Stanford and Google researchers propose DoReMi: an AI algorithm that reweights data domains to train language models

Data sets are often drawn from multiple domains while training language models (LMs). For example, a sizable publicly accessible dataset called The Pile has 24% data online, 9% Wikipedia, 4% GitHub, etc. The composition of the pre-training data significantly affects the performance of an LM. It should be apparent how much of each domain needs to be included to create a model that excels at a variety of downstream tasks. Existing studies use intuition or a series of post tasks to establish domain weights or sample probabilities for each domain. For example, The Pile uses heuristically selected domain weights, which may not be the best option.

In this study, researchers at Google and Stanford University attempt to identify domain weights that provide models that perform well across domains by minimizing worst-case loss across domains rather than optimizing domain weights across domains. function of a collection of post tasks. Since each domain has a unique optimal loss (also known as entropy), a naive worst-case strategy would give more weight to the domains with the noisier data. However, the training of possibly thousands of LMs on various domain weights and the ability to adapt to a specific set of downstream tasks are involved with existing LMs such as PaLM and GLaM, which adjust domain weights based on a set of activities. later.

Figure 1: Domain Reweighting with Minimax Optimization (DoReMi) improves language models trained on a dataset by optimizing domain weights given a dataset containing a collection of domains. DoReMi first trains a reference model using some initial reference domain weights (Step 1). In Step 2, we fit the reference model to generate domain weights instead of a robust model by training a small proxy model using robust group distribution optimization (group DRO) over domains. The third step is to train a sizable model using the adjusted domain weights.

This serves as the driving force behind his technique, Domain Reweighting with Minimax Optimization (DoReMi), which uses robust distribution optimization (DRO) to adjust domain weights without being aware of tasks to be performed later (Figure 1). . DoReMi starts by conventionally training a small reference model with 280 million parameters. To reduce excess worst-case loss (compared to reference model loss), they also introduce a tiny distribution-resistant language model (DRO-LM). In particular, they use the domain weights generated by the DRO training instead of the robust LM. Instead of creating a robust model, his strategy uses the DRO-LM framework to optimize domain weights. A large LM (8B) is then trained on a new data set specified by these domain weights.
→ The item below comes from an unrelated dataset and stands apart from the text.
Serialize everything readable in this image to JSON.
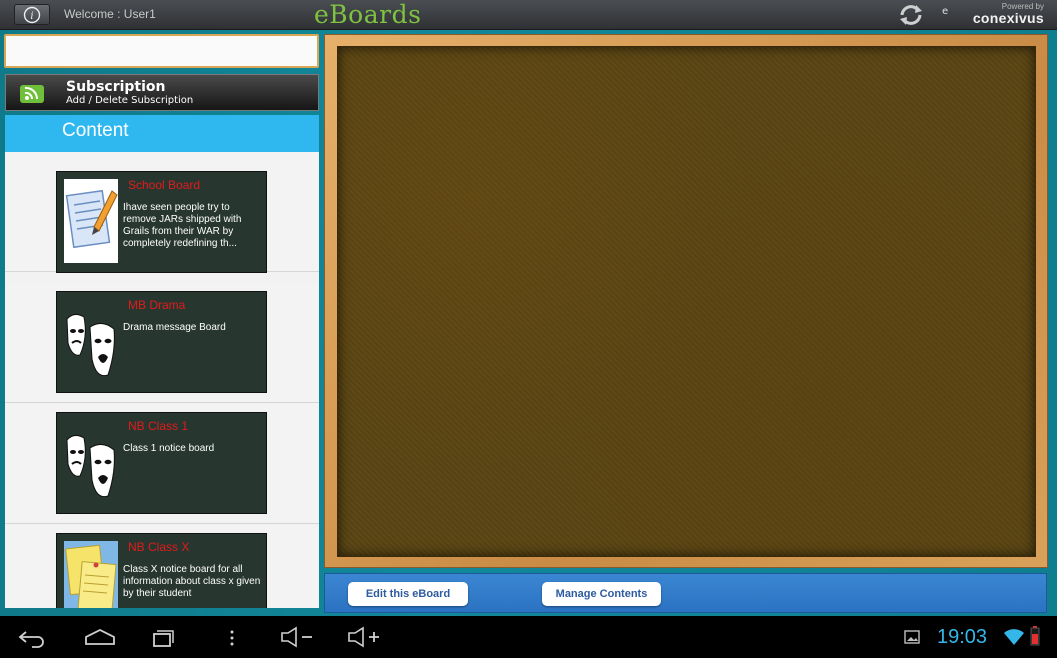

JOIN the fastest ML subreddit community

Instead of sub-selecting instances from a mini-batch, they use Group DRO’s e-learning-based optimizer, which dynamically changes domain weights based on the loss in each domain to re-scale the training target. DoReMi then uses the domain weights averaged over the DRO training stages. To optimize the domain weights in The Pile and the GLaM dataset, they run DoReMi on 280M proxy and reference models. An 8B parameter LM that is more than 30 times larger is trained using the DoReMi domain weights. Even when a domain has a lower weight, DoReMi reduces perplexity in The Pile across all domains relative to the reference domain weights.

In low-try productive tasks, DoReMi achieves down-reference accuracy 2.6 times faster than a reference model trained on The Pile’s default proficiency weights, improving average down-reference accuracy by 6.5%. They release adjusted mastery weights to buff future LMs learned using The Pile. They find that DoReMi consistently improves LM training when the sizes of the main model trained with optimized domain weights and the proxy model are changed. DoReMi even outperforms domain weight fitting on post-task performance in the GLaM dataset, where it is possible to fit domain weights on post-tasks.

review the Paper. Don’t forget to join our 22k+ ML SubReddit, discord channel, and electronic newsletter, where we share the latest AI research news, exciting AI projects, and more. If you have any questions about the article above or if we missed anything, feel free to email us at asif@marktechpost.com

Check out 100 AI tools at AI Tools Club

Aneesh Tickoo is a consulting intern at MarktechPost. She is currently pursuing her bachelor’s degree in Information Science and Artificial Intelligence at the Indian Institute of Technology (IIT), Bhilai. She spends most of her time working on projects aimed at harnessing the power of machine learning. Her research interest is image processing and she is passionate about creating solutions around her. She loves connecting with people and collaborating on interesting projects.